We compare the leakage energy savings in a processor with power-gated functional units to one in which the functional units are not power-gated. The results are tabulated in Table III . While reporting the energy savings for benchmarks that do not have floating point computations, we report savings for a processor core with and without the floating point units. Since only some of the benchmarks require floating point computations and embedded system processor architectures are often designed with floating point units only if the targeted applications require floating point computations, we performed simulations for both cases.
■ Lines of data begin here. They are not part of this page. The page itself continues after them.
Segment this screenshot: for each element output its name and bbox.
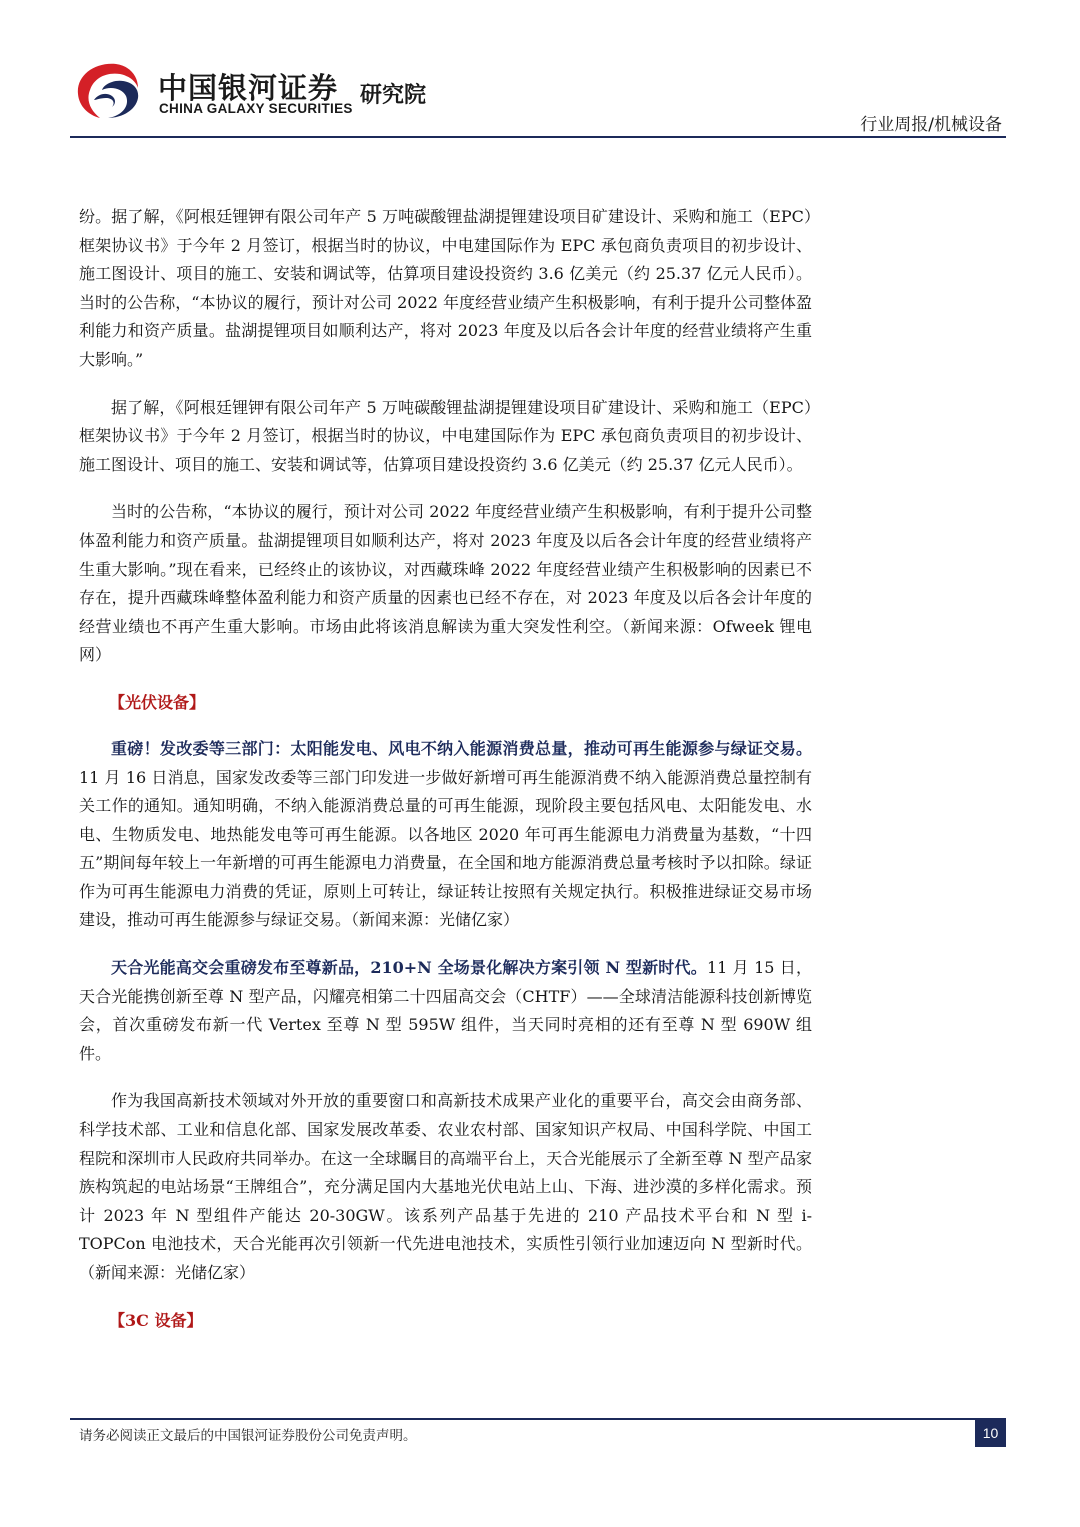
news-item — [79, 735, 812, 935]
paragraph: 据了解，《阿根廷锂钾有限公司年产 5 万吨碳酸锂盐湖提锂建设项目矿建设计、采购和施工（EPC）框架协议书》于今年 2 月签订，根据当时的协议，中电建国际作为 EPC 承包商负责项目的初步设计、施工图设计、项目的施工、安装和调试等，估算项目建设投资约 3.6 亿美元（约 25.37 亿元人民币）。 — [79, 397, 812, 474]
news-headline: 重磅！发改委等三部门：太阳能发电、风电不纳入能源消费总量，推动可再生能源参与绿证交易。 — [111, 738, 812, 758]
news-item — [79, 954, 812, 1068]
article-body — [79, 203, 812, 1353]
header-divider — [70, 136, 1006, 138]
section-heading-3c: 【3C 设备】 — [109, 1310, 203, 1330]
brand-name-en: CHINA GALAXY SECURITIES — [159, 101, 353, 116]
footer-divider — [70, 1418, 1006, 1420]
report-type: 行业周报/机械设备 — [860, 115, 1002, 135]
institute-label: 研究院 — [360, 83, 427, 108]
paragraph: 当时的公告称，“本协议的履行，预计对公司 2022 年度经营业绩产生积极影响，有利于提升公司整体盈利能力和资产质量。盐湖提锂项目如顺利达产，将对 2023 年度及以后各会计年度的经营业绩将产生重大影响。”现在看来，已经终止的该协议，对西藏珠峰 2022 年度经营业绩产生积极影响的因素已不存在，提升西藏珠峰整体盈利能力和资产质量的因素也已经不存在，对 2023 年度及以后各会计年度的经营业绩也不再产生重大影响。市场由此将该消息解读为重大突发性利空。（新闻来源：Ofweek 锂电网） — [79, 502, 812, 665]
disclaimer-note: 请务必阅读正文最后的中国银河证券股份公司免责声明。 — [79, 1428, 417, 1444]
section-heading-pv: 【光伏设备】 — [109, 692, 206, 712]
page-header — [0, 0, 1080, 140]
news-body: 11 月 16 日消息，国家发改委等三部门印发进一步做好新增可再生能源消费不纳入能源消费总量控制有关工作的通知。通知明确，不纳入能源消费总量的可再生能源，现阶段主要包括风电、太阳能发电、水电、生物质发电、地热能发电等可再生能源。以各地区 2020 年可再生能源电力消费量为基数，“十四五”期间每年较上一年新增的可再生能源电力消费量，在全国和地方能源消费总量考核时予以扣除。绿证作为可再生能源电力消费的凭证，原则上可转让，绿证转让按照有关规定执行。积极推进绿证交易市场建设，推动可再生能源参与绿证交易。（新闻来源：光储亿家） — [79, 767, 812, 930]
brand-name-cn: 中国银河证券 — [158, 71, 339, 105]
paragraph: 作为我国高新技术领域对外开放的重要窗口和高新技术成果产业化的重要平台，高交会由商务部、科学技术部、工业和信息化部、国家发展改革委、农业农村部、国家知识产权局、中国科学院、中国工程院和深圳市人民政府共同举办。在这一全球瞩目的高端平台上，天合光能展示了全新至尊 N 型产品家族构筑起的电站场景“王牌组合”，充分满足国内大基地光伏电站上山、下海、进沙漠的多样化需求。预计 2023 年 N 型组件产能达 20-30GW。该系列产品基于先进的 210 产品技术平台和 N 型 i-TOPCon 电池技术，天合光能再次引领新一代先进电池技术，实质性引领行业加速迈向 N 型新时代。（新闻来源：光储亿家） — [79, 1091, 812, 1282]
page-number: 10 — [975, 1419, 1006, 1447]
galaxy-swirl-logo-icon — [72, 60, 144, 122]
news-body: 11 月 15 日，天合光能携创新至尊 N 型产品，闪耀亮相第二十四届高交会（CHTF）——全球清洁能源科技创新博览会，首次重磅发布新一代 Vertex 至尊 N 型 595W 组件，当天同时亮相的还有至尊 N 型 690W 组件。 — [79, 958, 812, 1063]
paragraph: 纷。据了解，《阿根廷锂钾有限公司年产 5 万吨碳酸锂盐湖提锂建设项目矿建设计、采购和施工（EPC）框架协议书》于今年 2 月签订，根据当时的协议，中电建国际作为 EPC 承包商负责项目的初步设计、施工图设计、项目的施工、安装和调试等，估算项目建设投资约 3.6 亿美元（约 25.37 亿元人民币）。当时的公告称，“本协议的履行，预计对公司 2022 年度经营业绩产生积极影响，有利于提升公司整体盈利能力和资产质量。盐湖提锂项目如顺利达产，将对 2023 年度及以后各会计年度的经营业绩将产生重大影响。” — [79, 207, 812, 369]
news-headline: 天合光能高交会重磅发布至尊新品，210+N 全场景化解决方案引领 N 型新时代。 — [111, 958, 707, 978]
The deactivation of functional units using power-gating results in leakage energy savings without incurring any performance degradation. Since there was much less than 0.1% performance degradation, we did not include those numbers in the table. As can be seen in Table III , the proposed methodology yields average energy savings of 34% for the benchmark programs.
Conclusions
In this paper, we presented a detailed description of proposed compiler-based technique for applying power-gating in embedded processors. In this work, the calculations of the various energy components involved in the application of power-gating are modeled to achieve high degree of accuracy for each functional unit in the processor core. Thus, the final experimental results reported are more accurate (calculated by HSPICE) than those reported earlier. We also discuss how power-gating can be accomplished without any significant overhead or loss of performance by providing a robust mathematical appratus. An important aspect of our approach is that the design of functional units are based on assumption that the activation of a functional unit can be accomplished in a single clock cycle that is prior to the cycle when the unit is needed. The advantage is the reduction in the overhead since the above assumption precludes the need for a separate instruction to activate the functional units. Since embedded processors have much less hardware complexity than superscalar processors, this is a reasonable assumption. If the processor is an extremely fine-grained pipeline, then more than a single cycle may be needed for activation in such processors.